Consumer protection regarding online poker and gambling will take center stage at a Senate subcommittee hearing scheduled for next week.
Federal lawmakers have not made online gaming a priority in recent months, so the fact that legislators are convening to discuss the topic comes as great news to online poker players throughout the U.S. At 10:00 am ET on Wednesday, July 17, the Senate Subcommittee on Consumer Protection, Product Safety, and Insurance will hear testimony and debate the pros and cons of online gambling.
The Expansion of Internet Gambling: Assessing Consumer Protection Concerns is the hearing’s topic. It is not known whether recent comments by billlionaire casino owner Sheldon Adelson that criticized the proliferation of online gambling had any part in spurring lawmakers to take a look at Internet gaming expansion. However, it is certainly not out of the realm of possibilities.

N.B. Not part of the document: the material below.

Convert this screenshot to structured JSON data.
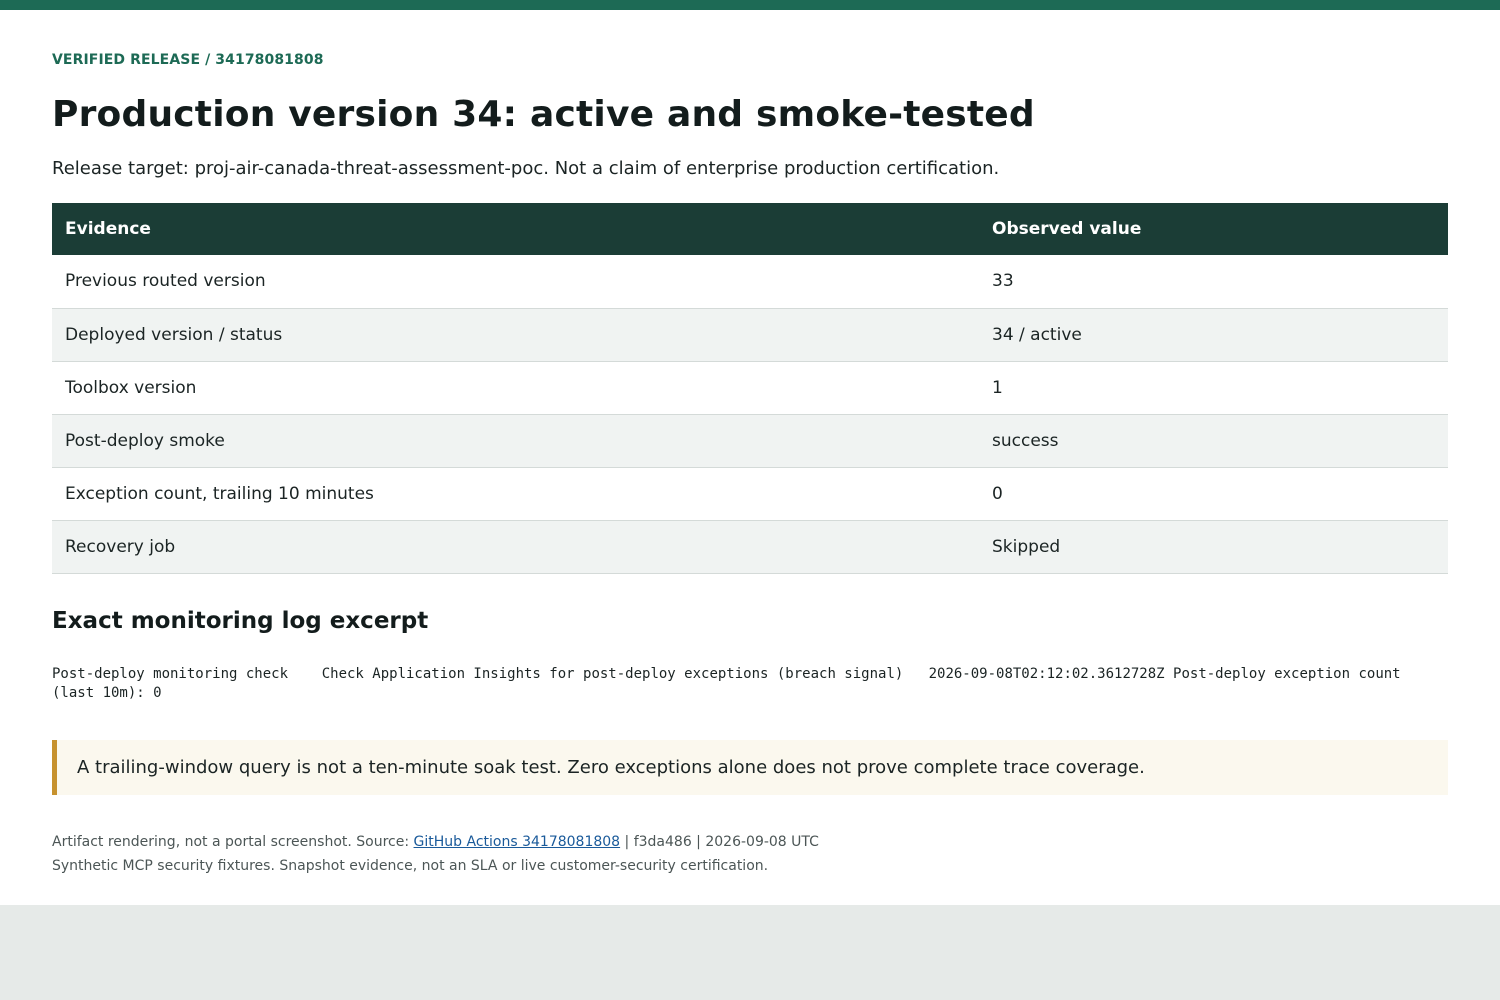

The subcommittee hosting the hearing is a lower tier of the U.S. Senate Committee on Commerce, Science and Transportation. The full agenda of the meeting has not yet been announced, nor has the list of witnesses scheduled to testify. That information will be passed on as soon as revealed by subcommittee members.
The U.S. Senate Committee on Indian Affairs held three hearings on Internet gambling in a span of about eight months that began in late 2011. None have been held since July of 2012, so its high time that federal legislators put the issue of online gambling on the front burner. “Regulation of Tribal Gaming: From Brick & Mortar to the Internet,” was the last topic studied.
Five months prior to that, the committee debate centered on the DoJ ruling in December 2011 that allowed individual states to enact online gaming regulations of their own as long as sports betting was excluded. The meeting was entitled “
versight Hearing on the U.S. Department of Justice Opinion on Internet Gaming: What’s at Stake for Tribes. The same committee heard testimony three months earlier that tackled “The Future of Internet Gaming,” again with a focus on how tribes may be affected.
Next week’s hearing may also be influenced by Rep. Peter King (R-NY) and his introduction last month of the Internet Gambling Regulation, Enforcement, and Consumer Protection Act of 2013. Unlike previous attempts on the federal level that proposed online poker but left out Internet casino games, King hopes to regulate the whole ball of wax. Most poker players would rather see poker not lumped in with casino gaming, considering that poker requires a predominance of skill rather than luck.
Another online gambling proposal by Rep. Joe Barton (R-TX) is expected to be formally introduced in coming weeks. That measure will likely be poker-only, which may be easier to find favor among legislators, as opposed to such a broad gaming bill as that which King hopes to pass. Barton has tried repeatedly to push online poker bills in previous legislative sessions and his tenacity has certainly been greater than his success.
While progress in online gaming legislation has been lacking on the federal level, it is slowly moving forward on the state level. Many in the online poker industry continue to believe that a federal format would be much more efficient than the current plan that has seen Nevada, New Jersey and Delaware enact regulations so far. At least the upcoming Senate subcommittee hearing is a step in the right direction.